Colbie Caillat's 2007 hit Bubbly is so popular online that about 800,000 people have watched YouTube videos of musicians teaching how to play the song on guitar.
Only one problem: Most got it wrong.
"They do a nice job," says the singer/songwriter, but "most don't realize it's in open D tuning and has totally different chords."
Now Caillat gets to show how it's really done. She is one of nine artists offering video music lessons at $4.99 a pop via Apple's GarageBand, the music-editing software bundled into its iLife suite of programs. Among others, John Fogerty teaches Proud Mary and Norah Jones shows you how to perform Thinking About You.
Many sites offer video music lessons now. A year ago, iVideosongs was launched with artist tutorials from Graham Nash, John Oates and Rolling Stones keyboardist Chuck Leavell. And there are thousands of free instructional videos on YouTube produced by young guitarists and teachers. Some even feature well-known performers such as Paul McCartney, Police bandmate Andy Summers and Queen guitarist Brian May. Longtime guitar-maker Gibson even devotes a page of its website to the YouTube lessons.
Apple's high profile — and heavy promotion of the video lessons within its 250 retail stores — brings the idea of learning music online to higher prominence. "It's a fantastic idea, and I hope they do more," says British guitarist Justin Sandercoe, who offers free video lessons at Justinguitar.com. "The idea you can have the guitar lesson with the actual artist who wrote the song is terrific. Now, a great artist may not be a great teacher — they won't be familiar with the act of teaching — but the fact is, it's Sting teaching you Roxanne."
GarageBand is a minirecording studio tool that often gets overlooked by Apple computer owners. As part of an overhaul for the iLife '09 program suite (free with new Macs, or $79), Apple added an instructional component to capitalize on renewed interest in playing music spawned by popular "rock band" video games.
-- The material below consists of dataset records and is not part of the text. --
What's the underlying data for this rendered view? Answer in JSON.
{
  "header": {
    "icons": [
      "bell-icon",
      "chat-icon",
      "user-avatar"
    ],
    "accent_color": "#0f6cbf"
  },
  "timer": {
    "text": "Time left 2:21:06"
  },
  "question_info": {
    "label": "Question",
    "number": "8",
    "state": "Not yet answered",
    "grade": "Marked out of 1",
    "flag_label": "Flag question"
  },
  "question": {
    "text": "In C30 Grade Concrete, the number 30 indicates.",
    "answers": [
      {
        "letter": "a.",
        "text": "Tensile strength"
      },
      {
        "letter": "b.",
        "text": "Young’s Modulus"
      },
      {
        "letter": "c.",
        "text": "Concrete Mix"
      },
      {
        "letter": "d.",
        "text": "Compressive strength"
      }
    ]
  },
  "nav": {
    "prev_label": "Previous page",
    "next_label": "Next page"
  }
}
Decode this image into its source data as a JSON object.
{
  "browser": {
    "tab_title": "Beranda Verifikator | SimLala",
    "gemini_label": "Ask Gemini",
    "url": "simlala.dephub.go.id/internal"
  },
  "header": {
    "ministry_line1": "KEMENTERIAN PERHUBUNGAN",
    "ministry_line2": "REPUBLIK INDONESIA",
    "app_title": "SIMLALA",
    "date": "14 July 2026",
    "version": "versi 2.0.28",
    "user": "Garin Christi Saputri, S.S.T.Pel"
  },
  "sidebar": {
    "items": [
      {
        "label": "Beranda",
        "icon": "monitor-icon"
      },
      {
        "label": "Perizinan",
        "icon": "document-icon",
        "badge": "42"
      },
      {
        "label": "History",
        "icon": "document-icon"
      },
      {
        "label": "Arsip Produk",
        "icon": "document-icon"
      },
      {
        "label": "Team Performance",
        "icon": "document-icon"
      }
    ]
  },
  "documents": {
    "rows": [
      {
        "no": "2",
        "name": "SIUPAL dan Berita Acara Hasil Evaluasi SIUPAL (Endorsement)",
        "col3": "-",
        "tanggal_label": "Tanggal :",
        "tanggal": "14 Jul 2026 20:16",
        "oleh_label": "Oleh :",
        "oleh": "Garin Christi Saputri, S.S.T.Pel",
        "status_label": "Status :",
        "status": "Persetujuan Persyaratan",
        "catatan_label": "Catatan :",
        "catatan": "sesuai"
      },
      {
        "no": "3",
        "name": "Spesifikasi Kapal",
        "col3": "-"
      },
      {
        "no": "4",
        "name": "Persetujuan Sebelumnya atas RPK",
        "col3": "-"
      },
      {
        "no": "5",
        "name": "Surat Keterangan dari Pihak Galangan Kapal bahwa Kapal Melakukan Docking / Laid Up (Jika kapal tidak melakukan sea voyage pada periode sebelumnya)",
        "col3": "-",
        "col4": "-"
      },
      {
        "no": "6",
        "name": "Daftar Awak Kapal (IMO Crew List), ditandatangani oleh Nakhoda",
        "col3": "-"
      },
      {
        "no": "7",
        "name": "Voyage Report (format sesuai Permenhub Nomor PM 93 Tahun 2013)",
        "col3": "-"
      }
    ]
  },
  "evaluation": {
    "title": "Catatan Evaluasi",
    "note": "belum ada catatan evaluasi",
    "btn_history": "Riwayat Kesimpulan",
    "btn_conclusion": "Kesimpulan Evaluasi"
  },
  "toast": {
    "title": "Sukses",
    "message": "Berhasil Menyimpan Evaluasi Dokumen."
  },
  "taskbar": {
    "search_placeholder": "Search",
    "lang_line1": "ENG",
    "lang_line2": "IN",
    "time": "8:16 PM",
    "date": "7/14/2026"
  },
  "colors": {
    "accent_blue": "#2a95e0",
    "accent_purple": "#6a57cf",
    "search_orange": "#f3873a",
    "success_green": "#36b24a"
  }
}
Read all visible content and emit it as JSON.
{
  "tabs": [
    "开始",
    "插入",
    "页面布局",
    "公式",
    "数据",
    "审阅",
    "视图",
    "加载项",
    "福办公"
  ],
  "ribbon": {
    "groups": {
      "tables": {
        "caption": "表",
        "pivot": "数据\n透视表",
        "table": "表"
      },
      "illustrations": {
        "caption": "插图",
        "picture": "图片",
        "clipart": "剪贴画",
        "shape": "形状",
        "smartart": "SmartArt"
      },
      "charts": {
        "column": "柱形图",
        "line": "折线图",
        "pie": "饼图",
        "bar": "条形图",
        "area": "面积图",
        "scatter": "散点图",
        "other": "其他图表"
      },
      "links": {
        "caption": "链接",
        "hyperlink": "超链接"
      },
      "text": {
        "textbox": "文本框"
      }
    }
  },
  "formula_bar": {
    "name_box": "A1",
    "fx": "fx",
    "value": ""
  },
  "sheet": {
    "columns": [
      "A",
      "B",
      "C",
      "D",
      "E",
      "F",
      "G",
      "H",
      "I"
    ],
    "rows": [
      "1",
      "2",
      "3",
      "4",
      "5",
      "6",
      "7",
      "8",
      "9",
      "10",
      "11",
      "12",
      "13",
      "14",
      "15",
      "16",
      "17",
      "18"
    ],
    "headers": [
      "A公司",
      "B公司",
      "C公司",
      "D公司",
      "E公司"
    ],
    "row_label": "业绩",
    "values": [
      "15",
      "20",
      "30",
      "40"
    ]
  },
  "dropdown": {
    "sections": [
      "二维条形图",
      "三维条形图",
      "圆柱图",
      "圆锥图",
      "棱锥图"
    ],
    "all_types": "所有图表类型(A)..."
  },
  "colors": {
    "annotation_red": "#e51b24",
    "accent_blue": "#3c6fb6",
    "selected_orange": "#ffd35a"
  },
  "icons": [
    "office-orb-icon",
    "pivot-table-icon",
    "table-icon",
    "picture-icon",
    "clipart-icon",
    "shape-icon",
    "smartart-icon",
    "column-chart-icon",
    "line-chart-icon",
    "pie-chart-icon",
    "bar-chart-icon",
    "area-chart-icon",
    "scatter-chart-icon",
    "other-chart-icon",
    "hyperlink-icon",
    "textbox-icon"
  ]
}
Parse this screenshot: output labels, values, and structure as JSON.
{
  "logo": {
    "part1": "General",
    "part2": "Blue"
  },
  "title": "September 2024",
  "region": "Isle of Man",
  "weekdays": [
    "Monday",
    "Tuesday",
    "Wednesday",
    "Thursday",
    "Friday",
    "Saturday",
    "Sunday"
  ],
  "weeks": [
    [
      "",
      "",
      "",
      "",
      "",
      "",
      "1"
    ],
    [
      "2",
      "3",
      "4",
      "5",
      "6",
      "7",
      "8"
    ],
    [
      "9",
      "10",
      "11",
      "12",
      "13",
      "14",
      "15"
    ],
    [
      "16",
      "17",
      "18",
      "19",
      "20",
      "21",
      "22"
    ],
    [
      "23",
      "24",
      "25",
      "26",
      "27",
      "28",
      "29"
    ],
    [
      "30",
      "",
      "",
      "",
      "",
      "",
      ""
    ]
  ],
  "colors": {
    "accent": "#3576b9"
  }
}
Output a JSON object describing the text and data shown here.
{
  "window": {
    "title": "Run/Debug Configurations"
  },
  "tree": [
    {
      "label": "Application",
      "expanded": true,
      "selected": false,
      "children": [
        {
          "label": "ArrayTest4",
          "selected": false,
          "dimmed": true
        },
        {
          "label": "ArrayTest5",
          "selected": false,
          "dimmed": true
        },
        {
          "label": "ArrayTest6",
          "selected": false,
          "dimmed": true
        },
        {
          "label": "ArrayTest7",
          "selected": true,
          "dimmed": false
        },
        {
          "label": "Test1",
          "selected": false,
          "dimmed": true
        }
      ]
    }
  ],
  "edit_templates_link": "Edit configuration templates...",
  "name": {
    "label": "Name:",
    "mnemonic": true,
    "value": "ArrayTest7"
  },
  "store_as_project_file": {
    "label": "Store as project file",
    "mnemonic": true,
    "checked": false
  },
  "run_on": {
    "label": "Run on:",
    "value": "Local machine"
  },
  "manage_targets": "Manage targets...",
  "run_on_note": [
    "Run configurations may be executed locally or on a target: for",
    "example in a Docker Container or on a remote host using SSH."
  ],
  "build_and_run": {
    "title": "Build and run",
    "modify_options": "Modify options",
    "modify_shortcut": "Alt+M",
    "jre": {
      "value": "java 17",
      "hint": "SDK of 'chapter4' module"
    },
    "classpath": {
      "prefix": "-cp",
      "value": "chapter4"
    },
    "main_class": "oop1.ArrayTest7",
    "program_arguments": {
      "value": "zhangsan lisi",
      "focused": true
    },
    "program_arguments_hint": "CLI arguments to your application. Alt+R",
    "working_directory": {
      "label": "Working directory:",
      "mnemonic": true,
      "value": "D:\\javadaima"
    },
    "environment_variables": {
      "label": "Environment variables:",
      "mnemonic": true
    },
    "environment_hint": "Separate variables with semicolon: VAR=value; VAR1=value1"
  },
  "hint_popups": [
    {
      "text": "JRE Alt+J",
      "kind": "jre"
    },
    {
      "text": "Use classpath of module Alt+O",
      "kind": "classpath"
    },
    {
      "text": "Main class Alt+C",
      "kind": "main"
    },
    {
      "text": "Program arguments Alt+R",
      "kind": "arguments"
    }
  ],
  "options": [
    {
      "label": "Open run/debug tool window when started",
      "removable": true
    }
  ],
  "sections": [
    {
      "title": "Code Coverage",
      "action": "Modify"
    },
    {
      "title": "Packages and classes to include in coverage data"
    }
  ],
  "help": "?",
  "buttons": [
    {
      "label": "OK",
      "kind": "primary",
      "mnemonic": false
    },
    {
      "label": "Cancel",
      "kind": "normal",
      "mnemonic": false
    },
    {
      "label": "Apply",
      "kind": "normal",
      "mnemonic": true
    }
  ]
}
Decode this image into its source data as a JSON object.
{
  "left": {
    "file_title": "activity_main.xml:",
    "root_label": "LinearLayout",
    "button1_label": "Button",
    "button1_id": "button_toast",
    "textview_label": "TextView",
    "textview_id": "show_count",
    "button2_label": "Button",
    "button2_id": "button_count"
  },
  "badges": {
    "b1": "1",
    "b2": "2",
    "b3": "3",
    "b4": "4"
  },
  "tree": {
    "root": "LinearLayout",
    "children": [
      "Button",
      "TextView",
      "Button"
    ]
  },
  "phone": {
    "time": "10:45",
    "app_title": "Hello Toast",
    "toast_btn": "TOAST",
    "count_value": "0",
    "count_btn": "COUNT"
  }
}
"There's this huge problem that hasn't been attacked yet," says Phil Schiller, Apple senior vice president. "Finding a new way to teach music, from your personal computer."
He says the YouTube instructional clips — his kids watch them — "don't attempt to solve the whole problem: how to properly learn to play."
Apple has a guy named Tim (it won't reveal his last name) offering free lessons on playing guitar and piano. For $4.99, artists such as Sarah McLachlan and Ben Folds show you where to put your hands on the guitar or piano keyboard and what key they like to play the song in. They also tell you about how it came to be written.
But if you just want to find out what the chords are to AC/DC's Highway to Hell, it's all there on YouTube for free.
"This is how kids learn music now," says Stutz Wimmer, an Atlanta-area high school music teacher. In a bygone era, teens might listen to a song over and over again to figure it out. Now, "Somebody shows them the chords online."
The YouTube instructors range from professional guitarists such as Sandercoe to young teens in their bedrooms with a Stratocaster.
Edison Mellor-Goldman, 17, a Los Angeles-area high school student, likes to go home from school and make video tutorials using his iMac computer's built-in webcam. "When you teach someone one-on-one, that's great," he says. "But when you put it on YouTube and hear from 100,000 people around the world that 'you helped me' and get such a massive amount of feedback, that's really something."
He's made 33 videos. His most popular — how to play Jason Mraz's I'm Yours— has been viewed 200,000 times on YouTube.
Sandercoe began offering video lessons in 2007 as a way to attract new students. His lesson on how to play Guns 'N Roses' Sweet Child o' Mine has picked up more than 2 million views. His site attracts 600,000 viewers a month. "People can share their common love of something online. It's a fantastic resource," he says. He offers instructional DVDs for sale and asks for contributions. He says he averages about $100 a week.
Most of the lessons found on YouTube are by young teens. Many are imprecise, says Tim Huffman, CEO of Atlanta-based iVideosongs. "You get what you pay for. We offer multiple camera angles, high-definition video and accuracy."
Competing with Apple isn't easy — especially when he charges twice as much for artist lessons: $9.95 — but he says he has a few advantages. You can make purchases at the iVideosongs site or via Amazon downloads. The company also offers instructional podcasts (how to play slide guitar, the piano, etc.) at iTunes.
Apple does not offer stand-alone purchases of its copy-protected video lessons at iTunes. The only way to see Sting demonstrate Roxanne is by using a newer Mac with GarageBand.
Joe Lamond, president of the National Association of Music Merchants, a trade group for music stores (where most guitar lessons are held), says the growth of online video lessons has paid off with more-attentive students. Guitar sales — even in a recession — were up 3% in 2008, he says. He credits the Internet and video games.